Vermont Senator Bernie Sanders, an Independent who caucuses with the Democrats and is a self-described “democratic socialist,” said his campaign is about bringing people together to stop Trump’s divisiveness.

Vermont Sen. Bernie Sanders speaks at the Poor People's Campaign Moral Action Congress in Washington, D.C. on June 17, 2019.
Vermont Sen. Bernie Sanders speaks at the Poor People's Campaign Moral Action Congress in Washington, D.C. on June 17, 2019. | The Christian Post

Sanders assured that his campaign has been going to parts of the country where President Donald Trump won in 2016.

“We say to those white workers, ‘You think that African Americans and immigrants are your enemy? Well, you got it backward. Why don’t you take a look at Wall Street, the drug companies, the insurance companies and the military industrial complex,’” Sanders said. “What demagogues always do is try to divide people up so that their anger and frustration [is put] on minorities, people that have no political power. What our campaign is about is exactly the opposite.”

“The way we win and what this campaign is about is waging a political revolution which understands that not only do we have to win this election but that is not enough,” Sanders added. “To transform this country, millions of people — black, white, Latino, Native American and Asian American — have got to come together to tell the people who have the power now that this power structure will no longer continue.”

Sanders did not mince words when discussing the issue of gerrymandering and voter suppression, calling Republican governors whom he accused of suppressing votes in their respective states “political cowards.”

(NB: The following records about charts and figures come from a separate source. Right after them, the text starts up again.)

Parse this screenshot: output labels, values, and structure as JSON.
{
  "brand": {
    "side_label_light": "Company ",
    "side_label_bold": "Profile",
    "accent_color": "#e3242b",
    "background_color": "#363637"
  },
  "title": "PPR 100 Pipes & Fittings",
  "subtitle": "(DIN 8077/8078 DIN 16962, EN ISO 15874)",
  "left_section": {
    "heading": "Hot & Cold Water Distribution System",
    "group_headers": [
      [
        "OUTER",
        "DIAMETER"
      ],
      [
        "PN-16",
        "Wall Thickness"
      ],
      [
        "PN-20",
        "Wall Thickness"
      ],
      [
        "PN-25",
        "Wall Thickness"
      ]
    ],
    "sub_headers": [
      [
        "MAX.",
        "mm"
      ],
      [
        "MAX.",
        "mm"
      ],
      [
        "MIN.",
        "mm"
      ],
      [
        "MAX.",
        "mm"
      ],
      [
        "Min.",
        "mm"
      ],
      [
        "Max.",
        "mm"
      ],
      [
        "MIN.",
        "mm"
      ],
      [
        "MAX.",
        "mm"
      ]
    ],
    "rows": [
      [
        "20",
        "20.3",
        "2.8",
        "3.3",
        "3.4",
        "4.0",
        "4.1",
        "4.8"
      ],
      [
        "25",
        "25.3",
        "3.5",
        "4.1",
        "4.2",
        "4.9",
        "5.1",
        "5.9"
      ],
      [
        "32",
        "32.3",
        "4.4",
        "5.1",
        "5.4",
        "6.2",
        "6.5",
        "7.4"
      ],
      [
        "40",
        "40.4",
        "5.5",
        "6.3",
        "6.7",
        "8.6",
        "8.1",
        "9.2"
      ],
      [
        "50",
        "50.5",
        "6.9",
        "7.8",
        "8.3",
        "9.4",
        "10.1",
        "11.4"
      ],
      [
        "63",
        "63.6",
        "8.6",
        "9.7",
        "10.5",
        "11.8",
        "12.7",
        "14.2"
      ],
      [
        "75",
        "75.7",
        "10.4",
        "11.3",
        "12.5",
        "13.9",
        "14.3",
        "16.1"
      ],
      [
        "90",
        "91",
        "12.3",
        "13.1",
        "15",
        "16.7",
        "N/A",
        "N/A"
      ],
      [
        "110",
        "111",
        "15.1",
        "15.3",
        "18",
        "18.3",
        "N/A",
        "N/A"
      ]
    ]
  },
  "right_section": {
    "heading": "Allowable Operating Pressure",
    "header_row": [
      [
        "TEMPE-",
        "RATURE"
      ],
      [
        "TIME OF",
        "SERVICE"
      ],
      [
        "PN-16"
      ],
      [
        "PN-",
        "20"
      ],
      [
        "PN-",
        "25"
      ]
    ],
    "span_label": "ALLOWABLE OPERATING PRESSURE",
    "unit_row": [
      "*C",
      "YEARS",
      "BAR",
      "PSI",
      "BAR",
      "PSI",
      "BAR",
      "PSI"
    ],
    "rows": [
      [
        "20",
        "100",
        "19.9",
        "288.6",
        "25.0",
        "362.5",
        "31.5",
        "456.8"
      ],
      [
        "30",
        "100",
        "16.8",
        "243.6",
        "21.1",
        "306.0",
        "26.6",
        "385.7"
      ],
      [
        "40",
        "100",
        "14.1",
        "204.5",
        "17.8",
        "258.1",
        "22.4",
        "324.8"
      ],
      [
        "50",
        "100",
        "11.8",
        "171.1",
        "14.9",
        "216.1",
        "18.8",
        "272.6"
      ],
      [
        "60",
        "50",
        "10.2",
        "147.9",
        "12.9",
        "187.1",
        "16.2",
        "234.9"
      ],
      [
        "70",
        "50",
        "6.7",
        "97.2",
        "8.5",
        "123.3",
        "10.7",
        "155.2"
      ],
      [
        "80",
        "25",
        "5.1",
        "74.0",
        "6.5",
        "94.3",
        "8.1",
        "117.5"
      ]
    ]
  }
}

“They refuse to participate in a free and fair election because they know that if poor people, people of color and young people are allowed to vote and do vote in large numbers, they will lose,” Sanders claimed, adding that he also wants to provide people in prisons with the ability to vote.

Other candidates who spoke at the forum included Democrats such as Colorado Sen. Michael Bennet; Mayor Wayne Messam of Miramar, Florida; Rep. Eric Swalwell, D-Calif.; activist and author Marianne Williamson, and philanthropist Andrew Yang.

The Poor People’s Campaign, which takes the same name as the movement led by Martin Luther King Jr. during the 1960s, released its “moral agenda” document last year. The document serves as the campaign’s “Declaration of Fundamental Rights.”